La apuesta imperial de los gateños acabó por traerles beneficios más tangibles como la elevación con Felipe II a cabeza de partido judicial. Incluso llegó a tener Gobernador.
Llama la atención la importancia del pueblo a pesar de encontrarse un tanto a trasmano. Hoy, para llegar a Gata, hay que ir a Gata, no se pasa por allí. Pero debía de merecer la pena en tiempos y sigue mereciéndolo.
El viejo puente
De hecho, junto al viejo puente de la Huerta, al lado de una agradable piscina natural, un estupendo cámping se ha convertido en segunda residencia para decenas de cacereños, que tienen allí estacionadas sus caravanas y no dejan de acudir al lugar los fines de semana.
La Sierra de Gata es reserva biológica y, desde luego, a medida que se asciende hacia el pueblo, la espesura de los bosques de pinos, árbol que proliferó en la sierra a partir de 1954, es apabullante. En el pueblo se ven palmeras de considerable altura e incluso cedros singulares.
La influencia y las buenas relaciones históricas de la villa con la Corte se notan en detalles como que cuando pujan con el Duque de Alba por la compra de una dehesa importante de la zona, la del Fresno, Felipe II prefiere la oferta del concejo gateño de 7.000 ducados a la que le hace el Duque y acaba vendiendo la dehesa a Gata.
Gata tenía al comenzar el siglo XIX alrededor de 3.000 vecinos. Pero ahí empezó un declive que tuvo su inicio en la llamada Guerra de la Independencia, cuando un contingente de 100 mozos fue a pelear contra el francés en Ciudad Rodrigo: muchos murieron y el resto acabó trabajando forzadamente en el puerto de Amberes. Los propios franceses arrasaron el pueblo meses después, quemando y matando a mansalva.

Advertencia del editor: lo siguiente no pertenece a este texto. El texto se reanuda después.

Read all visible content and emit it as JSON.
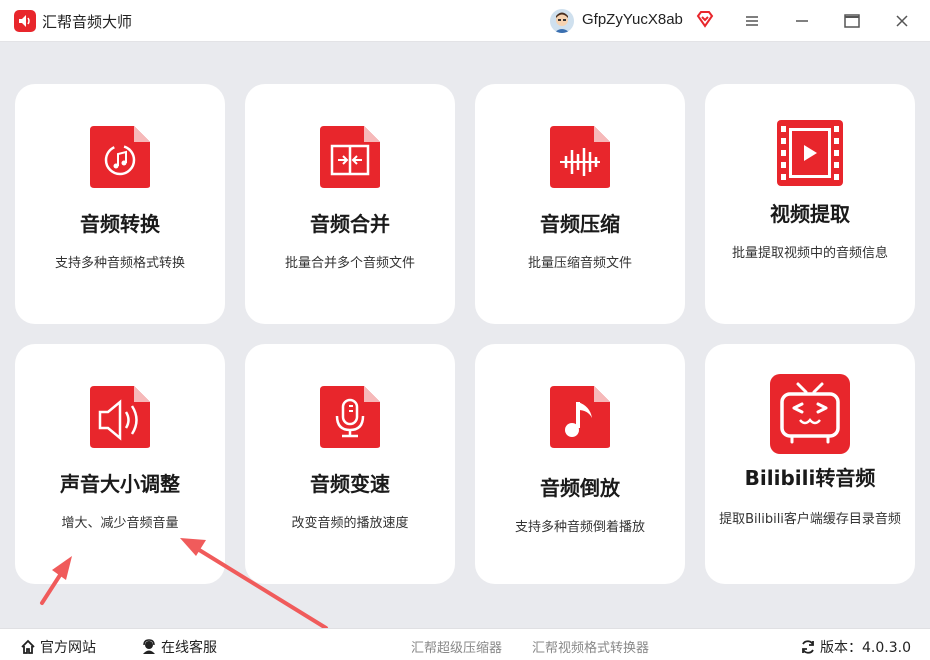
{
  "app": {
    "title": "汇帮音频大师",
    "username": "GfpZyYucX8ab"
  },
  "colors": {
    "accent": "#e8262c",
    "card_bg": "#ffffff",
    "page_bg": "#e9eaee",
    "arrow": "#f05b5b"
  },
  "window_controls": [
    "menu-icon",
    "minimize-icon",
    "maximize-icon",
    "close-icon"
  ],
  "tools": [
    {
      "name": "音频转换",
      "desc": "支持多种音频格式转换",
      "icon": "audio-convert-icon"
    },
    {
      "name": "音频合并",
      "desc": "批量合并多个音频文件",
      "icon": "audio-merge-icon"
    },
    {
      "name": "音频压缩",
      "desc": "批量压缩音频文件",
      "icon": "audio-compress-icon"
    },
    {
      "name": "视频提取",
      "desc": "批量提取视频中的音频信息",
      "icon": "video-extract-icon"
    },
    {
      "name": "声音大小调整",
      "desc": "增大、减少音频音量",
      "icon": "volume-adjust-icon"
    },
    {
      "name": "音频变速",
      "desc": "改变音频的播放速度",
      "icon": "microphone-icon"
    },
    {
      "name": "音频倒放",
      "desc": "支持多种音频倒着播放",
      "icon": "music-note-icon"
    },
    {
      "name": "Bilibili转音频",
      "desc": "提取Bilibili客户端缓存目录音频",
      "icon": "bilibili-tv-icon"
    }
  ],
  "footer": {
    "website": "官方网站",
    "support": "在线客服",
    "link1": "汇帮超级压缩器",
    "link2": "汇帮视频格式转换器",
    "version": "版本：4.0.3.0"
  }
}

En 1840, Gata perdía el privilegio de ser cabeza de partido judicial, lo que no dejaba de ser un grave quebranto para su economía y su desarrollo. En 1841, una tormenta terrible arrasaba la villa.
Sufrir quebrantos
Y así, poco a poco, la localidad iba sufriendo quebrantos, llegando a principios del siglo XX con algo más de 2.000 habitantes. En los años 60 del pasado siglo, volvió a su máximo demográfico histórico de 3.000 habitantes y, tras sufrir la implacable emigración de los 60-70-80, hoy viven en el pueblo unos 1.700 gateños, cien menos que a principios del siglo XXI.
El aceite de Gata tiene merecida fama y ya fue premiado en la Exposición de París del año 1900. Hoy sigue siendo una riqueza fundamental de la zona. También tiene importancia el turismo.
En el pueblo abren cuatro restaurantes, cinco casas rurales, una pensión, un cámping y unos apartamentos. Aunque recorriendo la villa y disfrutando de su paz y su entorno, uno tiene la sensación de que Gata, este pueblo situado al final de una carretera de montaña y abrazado mimosamente por la sierra, tiene un encanto y una magia que los extremeños aún no hemos descubierto.